E tinha coisas: Daniel, Gil, Ágata, Diógenes, aulas para as crianças... Sua cabeça dava um nó só de pensar. Tentava ser otimista, mesmo sabendo que não poderia agarrar o mundo com as pernas. Ficaria mais do que contente se todos saíssem o menos machucados possíveis de suas "encrencas". O foco, lógico, era seu primo. Para os demais, daria seu jeito. Estavam para inventar problema que o destabilizasse. Sua fé na vida e a força para se reerguer o motivavam a seguir em frente, lutando por si e por quem mais precisasse.

Pouco menos de dez minutos o separavam de sua querida Nova Petrópolis, lugar que adotou como lar assim que o primo para ali se mudou. O clima, as pessoas, o ar... tudo tão pitoresco. Pensava estar em uma cidadezinha de novela, tamanho espanto quando se dava conta de como até os desconhecidos eram conhecidos - somente por atravessar seu caminho por mais de uma vez por dia! Queria bem da cidade, e estava feliz por construir uma vida ao lado daquele que mais queria bem.

Seus pensamentos logo se direcionaram a ele. Torcia para tudo ocorrer bem, já que optou por se desligar de tecnologias enquanto estava fora. Sabia o quão fácil era para Daniel se meter em alguma encrenca, e sem auxílio de ninguém, o risco triplicava. Ainda sim, só pela ideia de ver sua alegria ao desembarcar do ônibus, munido de um sorriso contagiante único dele, seu coração aquecia. Já valia a pena todos os dias de confusão que teria de arrumar.

Assim que o ônibus estacionou na rodoviária da cidade, o coração do jovem deu palpitadas fortes, como um anseio, não só de vê-lo, mas de poder abraçá-lo, tocá-lo, beijá-lo... Aliás, lembrou-se do beijo. Como estaria sua cabeça depois daquilo? Tudo foi feito com tanto impulso da parte dele que conseguia ver seu olhar de cão arrependido, suas palavras de desculpas e sua mente cada dia mais se mostrando confusa. Queria ser otimista, mas, tratando-se de Daniel, sabia que era mais fácil caminhões virarem árvore.

Resolveria isso depois. Não era hora nem lugar para se lavar roupa suja. O que importava era o hoje, agora, e só. Tudo que antecedeu ficara no passado. O presente deveria ser o foco. E o presente remetia ao carinho que esperava receber do primo. No entanto, algo inesperado: Desceu do ônibus, encarou pelas redondezas a fim de ver seu amado, mas nada. Teria ele esquecido? Talvez tinha feito errado em não mandar mensagens comunicando - ou relembrando - de sua volta. O grande problema é que isso nunca se fez necessário, afinal Dan contava os minutos para revê-lo. Qual motivo o levaria a simplesmente não aparecer?
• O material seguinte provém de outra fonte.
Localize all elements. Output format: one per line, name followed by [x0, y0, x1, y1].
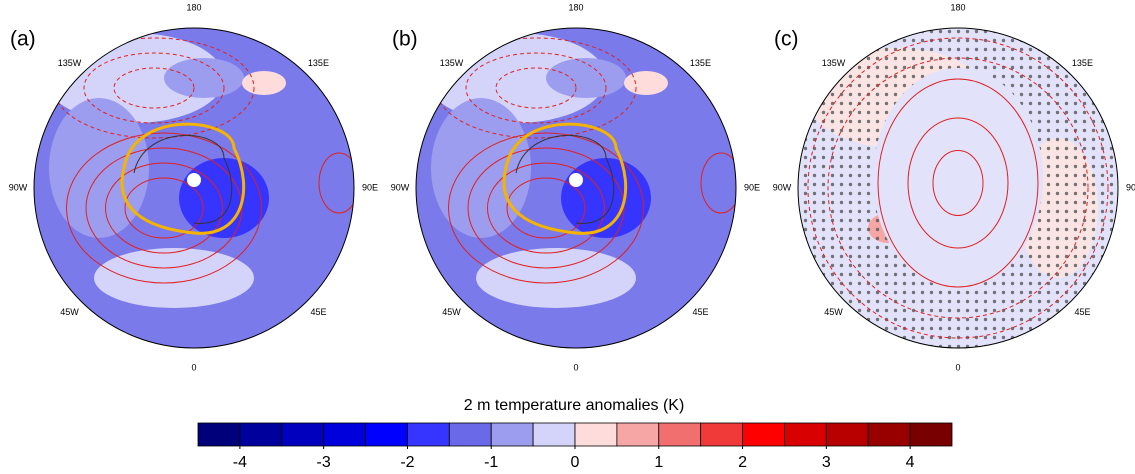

— Ian! — Ouviu a voz da tia clamando seu nome. Empolgou-se como uma criança em uma loja de brinquedos, mas durou segundos — Querido! Como foi a viagem?

— Fala, tia! — Tentou não transparecer sua decepção, devolvendo com um sorriso que pendia para o falso. Não que o fosse, só reprimia seu verdadeiro sentimento — Foi tranquila. Nada demais.

— Ainda bem. Eu fico numa aflição quando vocês viajam de ônibus. Entro em avião e não em ônibus. Acredita?

— É bem mais comum do que a senhora pensa, tia — Deu mais uma vasculhada, na esperança de ainda ver Daniel. Quando percebeu que os tios foram caminhando até o carro, seguiu-os, perguntando: — Dan não veio junto?

Isabel e Bruno se encaram, constrangidos. Sabiam que aquilo fatalmente aconteceria, só torciam para, por um milagre, terem uma boa explicação para dar ao sobrinho.